Submitted by Marites (Tess) Guinoo / University of St. Thomas on Wed, 08/04/2010 - 17:16
My Notes
Course Level
Topics Covered

Most of my first year students have a hard time understanding what a limiting reagent is.  I found this website through the Computational Chemistry for Chemistry Educators workshop I attended during summer 2011. This is one of the many interactive simulations from University of Colorado-Boulder.


Learning Goals

A student should be able

  • to explain what a limiting reagent is
  • identify what is the limiting reactant in a chemical reaction
Implementation Notes

Here is my typical script:

Me: I open the simulation in the sandwich shop tab, then say:

Our topic is Limiting Reagents, but before we talk about this, I want to make a cheese sandwich.  If I am making one cheese sandwich, how many pieces of bread do I need?

Class: 2  (I then place 2 next to the bread)

Me: How many cheese strips do I need?

Class: 1  (This number will vary, but for the sake of simplicity I normally guide them to tell me 1 here.  I place 1 next to the cheese)

Me: (They now see that I produce 1 cheese sandwich.) So, I need 2 bread and 1 cheese to make 1 cheese sandwich.

Me: If I have 6 pcs of bread and 2 pcs of cheese, how many cheese sandwiches do I have?

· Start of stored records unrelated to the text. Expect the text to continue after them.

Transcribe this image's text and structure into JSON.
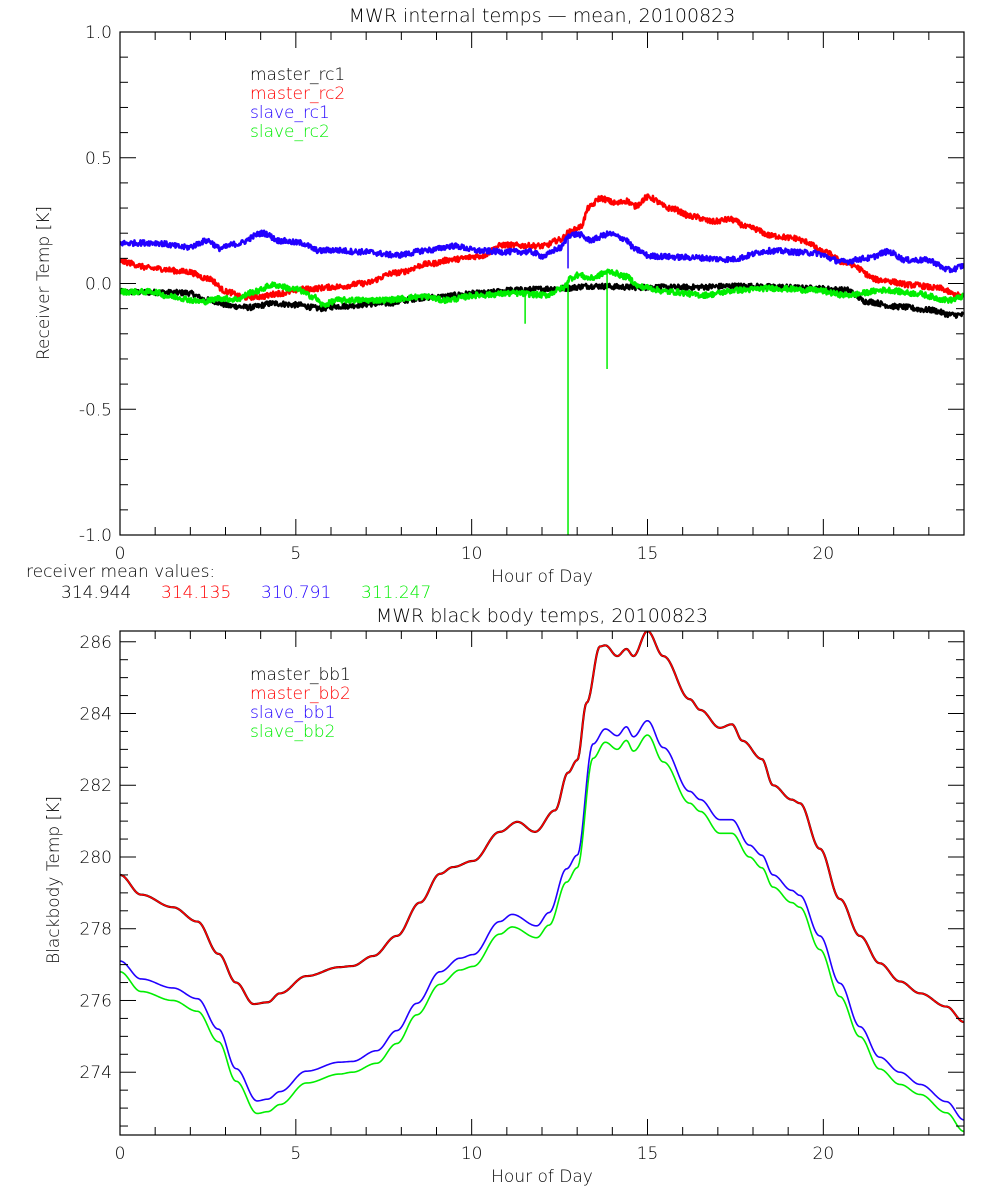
{
  "chart_data": [
    {
      "type": "line",
      "title": "MWR internal temps — mean, 20100823",
      "xlabel": "Hour of Day",
      "ylabel": "Receiver Temp [K]",
      "xlim": [
        0,
        24
      ],
      "ylim": [
        -1.0,
        1.0
      ],
      "xticks": [
        0,
        5,
        10,
        15,
        20
      ],
      "xtick_labels": [
        "0",
        "5",
        "10",
        "15",
        "20"
      ],
      "x_minor_step": 1,
      "yticks": [
        -1.0,
        -0.5,
        0.0,
        0.5,
        1.0
      ],
      "ytick_labels": [
        "-1.0",
        "-0.5",
        "0.0",
        "0.5",
        "1.0"
      ],
      "y_minor_step": 0.1,
      "grid": false,
      "legend_position": "top-left",
      "noisy": true,
      "series": [
        {
          "name": "master_rc1",
          "color": "#000000",
          "x": [
            0,
            0.95,
            1.9,
            2.5,
            3.2,
            3.7,
            4.36,
            5.0,
            5.7,
            6.2,
            7.4,
            8.8,
            10.24,
            11.2,
            12.6,
            13.36,
            14.7,
            16.12,
            17.63,
            18.48,
            19.7,
            20.66,
            21.24,
            22.1,
            23.0,
            23.7,
            24.0
          ],
          "y": [
            -0.033,
            -0.035,
            -0.037,
            -0.066,
            -0.09,
            -0.095,
            -0.079,
            -0.085,
            -0.099,
            -0.09,
            -0.08,
            -0.055,
            -0.039,
            -0.026,
            -0.019,
            -0.01,
            -0.015,
            -0.015,
            -0.01,
            -0.013,
            -0.019,
            -0.026,
            -0.072,
            -0.092,
            -0.105,
            -0.125,
            -0.125
          ]
        },
        {
          "name": "master_rc2",
          "color": "#ff0000",
          "x": [
            0,
            0.95,
            1.9,
            2.5,
            3.05,
            3.5,
            4.0,
            4.55,
            5.2,
            6.2,
            6.9,
            7.87,
            8.8,
            9.47,
            10.24,
            10.9,
            11.66,
            12.03,
            12.5,
            12.8,
            13.08,
            13.36,
            13.65,
            14.13,
            14.4,
            14.64,
            15.01,
            15.64,
            16.29,
            16.86,
            17.34,
            17.9,
            18.57,
            19.2,
            19.5,
            20.0,
            20.66,
            21.6,
            22.55,
            23.3,
            23.8,
            24.0
          ],
          "y": [
            0.087,
            0.06,
            0.047,
            0.02,
            -0.033,
            -0.055,
            -0.052,
            -0.039,
            -0.023,
            -0.013,
            0.0,
            0.043,
            0.078,
            0.096,
            0.109,
            0.153,
            0.15,
            0.149,
            0.173,
            0.205,
            0.224,
            0.305,
            0.339,
            0.319,
            0.329,
            0.308,
            0.343,
            0.299,
            0.266,
            0.246,
            0.255,
            0.222,
            0.189,
            0.18,
            0.166,
            0.126,
            0.08,
            0.014,
            -0.006,
            -0.019,
            -0.046,
            -0.052
          ]
        },
        {
          "name": "slave_rc1",
          "color": "#2200ff",
          "x": [
            0,
            0.95,
            1.9,
            2.5,
            2.84,
            3.3,
            4.07,
            4.55,
            5.1,
            5.7,
            5.97,
            6.9,
            7.87,
            8.8,
            9.47,
            10.24,
            10.9,
            11.66,
            12.03,
            12.5,
            12.8,
            13.03,
            13.36,
            13.93,
            14.3,
            14.7,
            15.07,
            16.12,
            17.34,
            18.48,
            19.7,
            20.56,
            21.24,
            21.84,
            22.37,
            22.95,
            23.6,
            24.0
          ],
          "y": [
            0.16,
            0.162,
            0.144,
            0.17,
            0.14,
            0.157,
            0.2,
            0.17,
            0.162,
            0.13,
            0.133,
            0.126,
            0.113,
            0.133,
            0.149,
            0.13,
            0.126,
            0.126,
            0.109,
            0.14,
            0.193,
            0.196,
            0.173,
            0.197,
            0.18,
            0.133,
            0.109,
            0.104,
            0.096,
            0.13,
            0.122,
            0.087,
            0.1,
            0.126,
            0.093,
            0.093,
            0.054,
            0.07
          ]
        },
        {
          "name": "slave_rc2",
          "color": "#00ee00",
          "x": [
            0,
            0.95,
            1.42,
            2.37,
            2.84,
            3.3,
            3.8,
            4.36,
            5.0,
            5.5,
            5.77,
            6.2,
            7.4,
            8.7,
            9.2,
            10.24,
            11.2,
            12.1,
            12.6,
            12.8,
            13.03,
            13.36,
            13.93,
            14.4,
            14.78,
            15.64,
            16.58,
            17.63,
            18.48,
            19.7,
            20.66,
            21.8,
            22.55,
            23.6,
            24.0
          ],
          "y": [
            -0.033,
            -0.033,
            -0.052,
            -0.072,
            -0.059,
            -0.063,
            -0.033,
            -0.006,
            -0.023,
            -0.052,
            -0.085,
            -0.066,
            -0.066,
            -0.052,
            -0.066,
            -0.046,
            -0.039,
            -0.046,
            -0.019,
            0.021,
            0.034,
            0.021,
            0.047,
            0.027,
            -0.013,
            -0.033,
            -0.046,
            -0.026,
            -0.019,
            -0.026,
            -0.046,
            -0.026,
            -0.039,
            -0.066,
            -0.052
          ],
          "spikes": [
            {
              "x": 11.52,
              "y": -0.16
            },
            {
              "x": 12.74,
              "y": -1.0
            },
            {
              "x": 13.85,
              "y": -0.34
            }
          ]
        }
      ],
      "extra_spikes": [
        {
          "series": "slave_rc1",
          "x": 12.74,
          "y": 0.06
        }
      ],
      "annotation": {
        "label": "receiver mean values:",
        "values": [
          {
            "text": "314.944",
            "color": "#000000"
          },
          {
            "text": "314.135",
            "color": "#ff0000"
          },
          {
            "text": "310.791",
            "color": "#2200ff"
          },
          {
            "text": "311.247",
            "color": "#00ee00"
          }
        ]
      }
    },
    {
      "type": "line",
      "title": "MWR black body temps, 20100823",
      "xlabel": "Hour of Day",
      "ylabel": "Blackbody Temp [K]",
      "xlim": [
        0,
        24
      ],
      "ylim": [
        272.25,
        286.3
      ],
      "xticks": [
        0,
        5,
        10,
        15,
        20
      ],
      "xtick_labels": [
        "0",
        "5",
        "10",
        "15",
        "20"
      ],
      "x_minor_step": 1,
      "yticks": [
        274,
        276,
        278,
        280,
        282,
        284,
        286
      ],
      "ytick_labels": [
        "274",
        "276",
        "278",
        "280",
        "282",
        "284",
        "286"
      ],
      "y_minor_step": 0.5,
      "grid": false,
      "legend_position": "top-left",
      "noisy": false,
      "series": [
        {
          "name": "master_bb1",
          "color": "#000000",
          "x": [
            0,
            0.6,
            1.5,
            2.2,
            2.8,
            3.3,
            3.8,
            4.2,
            4.55,
            5.3,
            6.25,
            6.6,
            7.2,
            7.87,
            8.53,
            9.1,
            9.47,
            10.04,
            10.8,
            11.3,
            11.8,
            12.37,
            12.74,
            13.0,
            13.27,
            13.65,
            13.8,
            14.14,
            14.4,
            14.6,
            15.0,
            15.45,
            16.2,
            16.5,
            17.06,
            17.4,
            17.7,
            18.25,
            18.57,
            19.1,
            19.33,
            19.9,
            20.47,
            21.04,
            21.6,
            22.18,
            22.75,
            23.5,
            24.0
          ],
          "y": [
            279.5,
            278.95,
            278.6,
            278.2,
            277.3,
            276.5,
            275.9,
            275.95,
            276.2,
            276.68,
            276.93,
            276.96,
            277.24,
            277.8,
            278.73,
            279.53,
            279.72,
            279.89,
            280.7,
            280.98,
            280.7,
            281.3,
            282.35,
            282.7,
            284.3,
            285.87,
            285.9,
            285.6,
            285.8,
            285.6,
            286.3,
            285.6,
            284.4,
            284.1,
            283.6,
            283.7,
            283.24,
            282.73,
            282.0,
            281.6,
            281.5,
            280.23,
            278.83,
            277.8,
            277.04,
            276.53,
            276.2,
            275.83,
            275.4
          ]
        },
        {
          "name": "master_bb2",
          "color": "#ff0000",
          "x": [
            0,
            0.6,
            1.5,
            2.2,
            2.8,
            3.3,
            3.8,
            4.2,
            4.55,
            5.3,
            6.25,
            6.6,
            7.2,
            7.87,
            8.53,
            9.1,
            9.47,
            10.04,
            10.8,
            11.3,
            11.8,
            12.37,
            12.74,
            13.0,
            13.27,
            13.65,
            13.8,
            14.14,
            14.4,
            14.6,
            15.0,
            15.45,
            16.2,
            16.5,
            17.06,
            17.4,
            17.7,
            18.25,
            18.57,
            19.1,
            19.33,
            19.9,
            20.47,
            21.04,
            21.6,
            22.18,
            22.75,
            23.5,
            24.0
          ],
          "y": [
            279.5,
            278.95,
            278.6,
            278.2,
            277.3,
            276.5,
            275.9,
            275.95,
            276.2,
            276.68,
            276.93,
            276.96,
            277.24,
            277.8,
            278.73,
            279.53,
            279.72,
            279.89,
            280.7,
            280.98,
            280.7,
            281.3,
            282.35,
            282.7,
            284.3,
            285.87,
            285.9,
            285.6,
            285.8,
            285.6,
            286.3,
            285.6,
            284.4,
            284.1,
            283.6,
            283.7,
            283.24,
            282.73,
            282.0,
            281.6,
            281.5,
            280.23,
            278.83,
            277.8,
            277.04,
            276.53,
            276.2,
            275.83,
            275.4
          ]
        },
        {
          "name": "slave_bb1",
          "color": "#2200ff",
          "x": [
            0,
            0.6,
            1.5,
            2.2,
            2.8,
            3.3,
            3.9,
            4.2,
            4.55,
            5.3,
            6.25,
            6.6,
            7.3,
            7.87,
            8.44,
            9.1,
            9.67,
            10.04,
            10.8,
            11.15,
            11.85,
            12.2,
            12.7,
            13.0,
            13.45,
            13.8,
            14.14,
            14.4,
            14.6,
            15.0,
            15.45,
            16.2,
            16.5,
            17.06,
            17.4,
            17.9,
            18.25,
            18.57,
            19.1,
            19.33,
            19.9,
            20.47,
            21.04,
            21.6,
            22.18,
            22.75,
            23.5,
            24.0
          ],
          "y": [
            277.1,
            276.6,
            276.35,
            276.05,
            275.2,
            274.1,
            273.2,
            273.25,
            273.46,
            274.03,
            274.28,
            274.3,
            274.6,
            275.16,
            275.92,
            276.8,
            277.18,
            277.28,
            278.2,
            278.4,
            278.08,
            278.45,
            279.67,
            280.05,
            283.15,
            283.57,
            283.38,
            283.63,
            283.35,
            283.8,
            283.05,
            281.83,
            281.6,
            281.04,
            281.04,
            280.33,
            280.05,
            279.5,
            279.07,
            278.93,
            277.8,
            276.48,
            275.27,
            274.42,
            274.0,
            273.66,
            273.18,
            272.67
          ]
        },
        {
          "name": "slave_bb2",
          "color": "#00ee00",
          "x": [
            0,
            0.6,
            1.5,
            2.2,
            2.8,
            3.3,
            3.9,
            4.2,
            4.55,
            5.3,
            6.25,
            6.6,
            7.3,
            7.87,
            8.44,
            9.1,
            9.67,
            10.04,
            10.8,
            11.15,
            11.85,
            12.2,
            12.7,
            13.0,
            13.45,
            13.8,
            14.14,
            14.4,
            14.6,
            15.0,
            15.45,
            16.2,
            16.5,
            17.06,
            17.4,
            17.9,
            18.25,
            18.57,
            19.1,
            19.33,
            19.9,
            20.47,
            21.04,
            21.6,
            22.18,
            22.75,
            23.5,
            24.0
          ],
          "y": [
            276.8,
            276.25,
            276.0,
            275.7,
            274.85,
            273.75,
            272.85,
            272.9,
            273.1,
            273.7,
            273.95,
            274.0,
            274.25,
            274.8,
            275.6,
            276.45,
            276.85,
            276.95,
            277.85,
            278.05,
            277.75,
            278.1,
            279.3,
            279.7,
            282.75,
            283.2,
            283.0,
            283.25,
            282.95,
            283.4,
            282.65,
            281.5,
            281.27,
            280.66,
            280.66,
            280.0,
            279.7,
            279.16,
            278.73,
            278.6,
            277.42,
            276.11,
            274.99,
            274.09,
            273.66,
            273.38,
            272.87,
            272.35
          ]
        }
      ]
    }
  ]
}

Class: 2 (Usually in chorus)

Me: Are you sure?  See I am not strong with my math skills.  I will need help with a simulation. (I will put 6 next to the bread and 2 next to the cheese)

You are right.  I have 2 cheese sandwiches.

What else do I have?

Class: 2 bread

Me: Why?

Class: Because you do not have enough cheese. (At this point, some of the students are seeing where I am going)

Me: So, the cheese limits the sandwich making.  In chemistry language, it is the limiting reagent.

Me: Now if I have 6 pcs of bread instead, and keep 10 pcs of cheese.  How many sandwiches do I have? 

Class: 3

Me: What else do I have?

Class: 7 pcs of cheese

Me: So which one is the limiting reagent?  Cheese or bread?

Class: bread

Me: I now switch to the real reaction tab, and use the make water button.

If I synthesize water, I need 2 moles of H2 and 1 mole of O2 to make 1 mole of water.

If I have 6 moles of H2 and 2 moles of O2, how many moles of water do I make?

Class: 4

Me: What is the limiting reagent?

Class: O2

Me: What if I have 6 moles of H2 and 10 moles of O2, how many moles of water do I make?

Class: 6

Me: What is my limiting reagent?

Class: H2

After this, I will tell them that the link to the website is posted and they can go back to it as much as they can.  I then proceed to do a sample problem from the end chapter of the book on the board.


Evaluation Methods

I do not have an evaluation method for this, but this concept will eventually be in a quiz or exam.

Evaluation Results

Most of my students like this web resource.  They like that they can go the simulation on their own to play around.